A cat’s enjoyment of our suffering is why a cat will ever so gently tap a water glass off the side of your coffee table.
Finally, a pet cat will also curl up right on top of your laptop just as you’re in the middle of working on an article about why cats are so mean.
10. Cats Think We Stink
Don’t be fooled by the gentle rubbing and pawing of your furry feline.
This may seem like a tender gesture but what they are really doing is marking you as their own and trying to cover your smell with theirs.
Cats have a very strong sense of smell and the oils in their fur and on their paws emit their own unique scent which they much prefer over ours.
Ever notice how a cat will lick itself after being pet? They don’t want your stink on them, thank you very much.
11. Cats Resent Needing You
Even feral cats aren’t pack animals and your indoor cat certainly doesn’t need anybody else inside the home.
Other than accessing their tins of cat food and filling their bowls of water, cats are pretty good solo artists.
Too bad for them they can’t get into the food drawers where the kibble is kept. And cats lack the opposable thumbs required to change their kitty litter.
It turns out cats do need us despite their independent nature, which must be in-fur-iating.
12. Cats Are Vindictive
A cat will make sure you know you did them wrong. They hold grudges. They prove a point.
Did you go from working from home to going back to the office all day? Well, you probably came home to some aggressive behavior in the form of your family photo frame being broken on the floor.
Did you change your cat’s diet from wet to dry food? Better believe you’ll be cleaning up kitty puke.
How about not getting around to cleaning the litter box? You now have a stain on your new rug to teach you a lesson about procrastination.
Sadly, there’s little you can even do about this unwanted behavior.
13. They Just Aren’t Into You
Cats simply aren’t dogs.
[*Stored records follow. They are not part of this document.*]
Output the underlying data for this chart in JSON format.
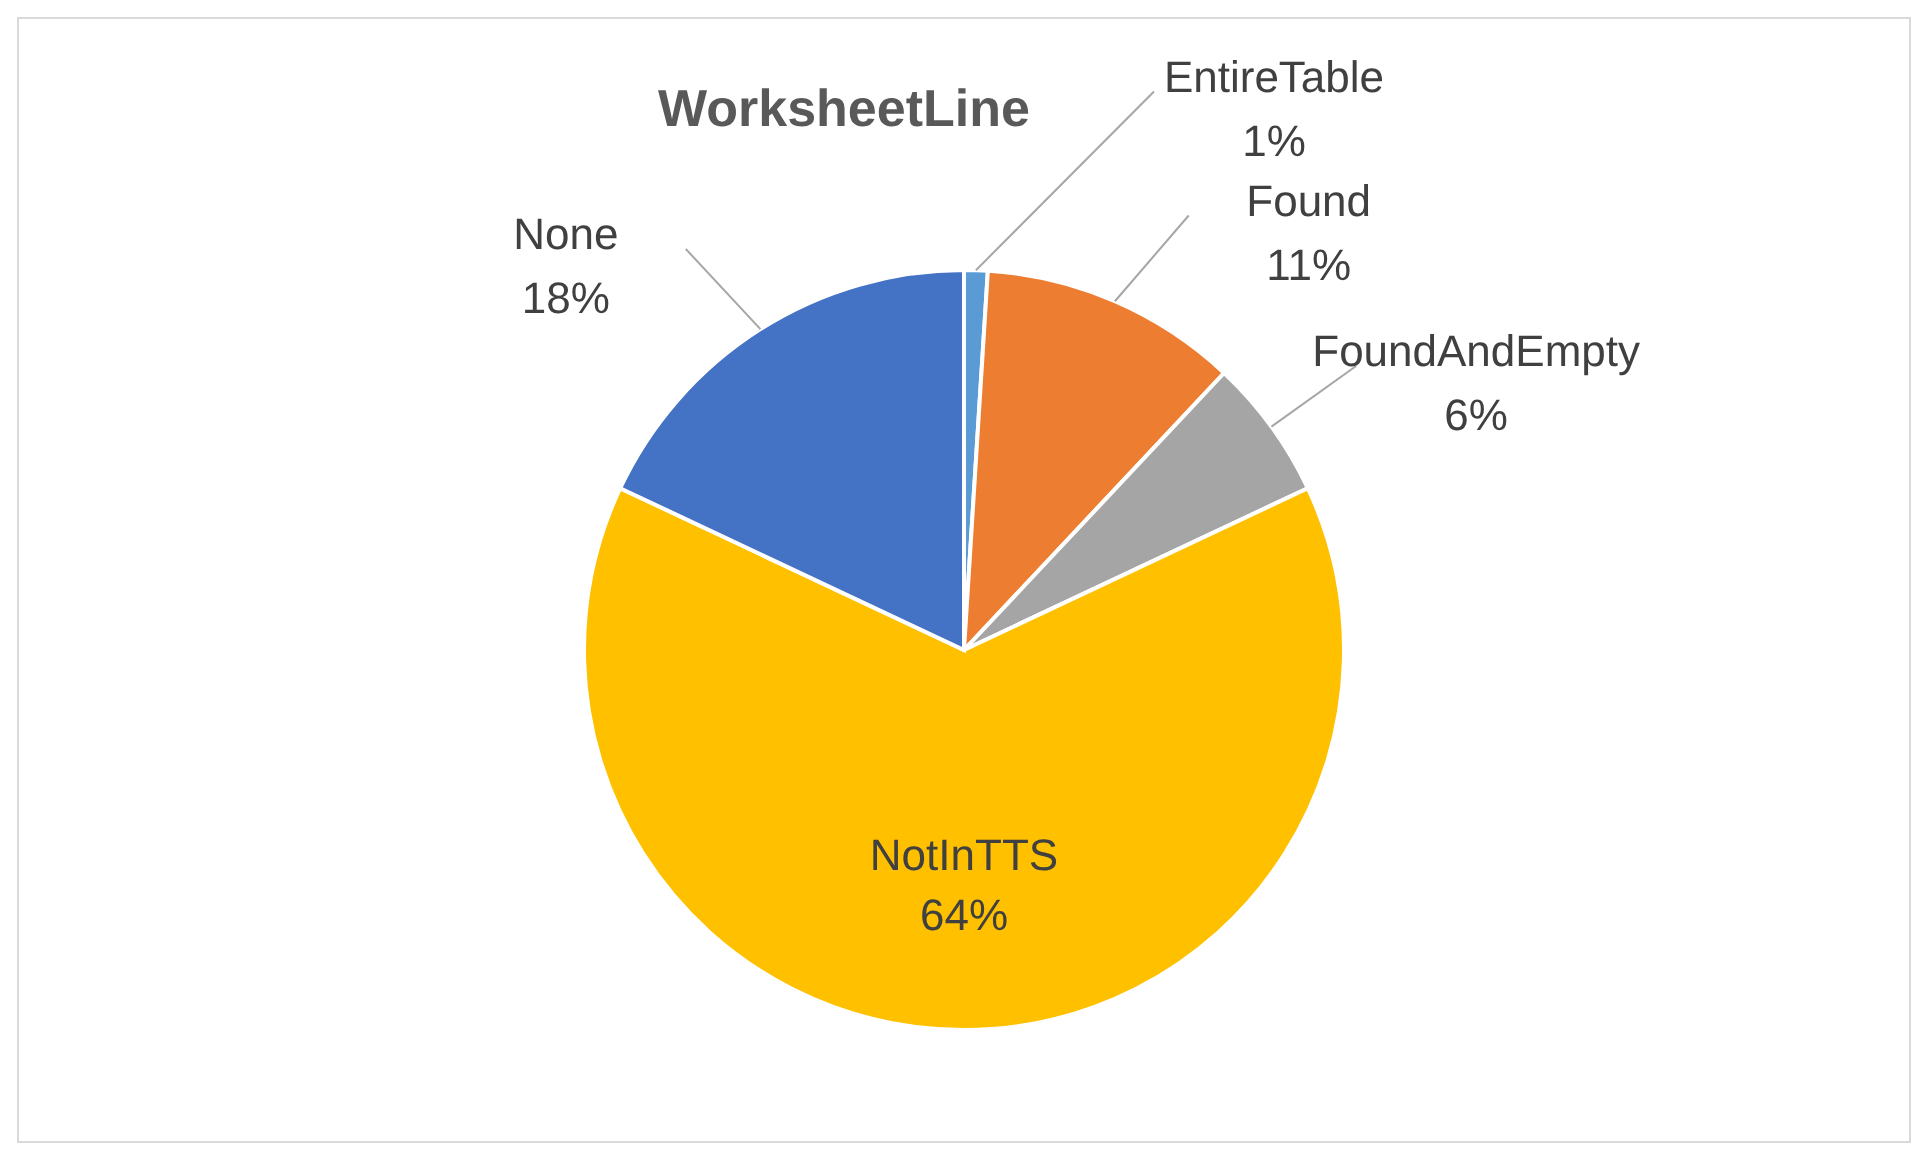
{
  "chart_data": {
    "type": "pie",
    "title": "WorksheetLine",
    "categories": [
      "EntireTable",
      "Found",
      "FoundAndEmpty",
      "NotInTTS",
      "None"
    ],
    "values": [
      1,
      11,
      6,
      64,
      18
    ],
    "colors": [
      "#5b9bd5",
      "#ed7d31",
      "#a5a5a5",
      "#ffc000",
      "#4472c4"
    ],
    "value_labels": [
      "1%",
      "11%",
      "6%",
      "64%",
      "18%"
    ]
  }
}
They don’t bond the same way a dog does.
Cats don’t need your affection and approval the same way a pup would. Cats just don’t care about you or what you think about them.
It isn’t personal, it’s just how they are. Mean, evil furballs with behavior problems that we have chosen to make our own.
To learn more, you can also read our posts on why cats put their buttholes in your face, why people hate cats, and why cats sleep pressed up against you.
Conclusion
To sum up, cats are fluffy jerks. They are judging our actions, messing with our stuff, and begrudgingly accepting our hospitality.
All the facts show that your very own kitty is plotting your demise, but we keep snuggling them anyway. That may be the strongest reason for their meanness; despite their disdain for us, we can’t help but love them.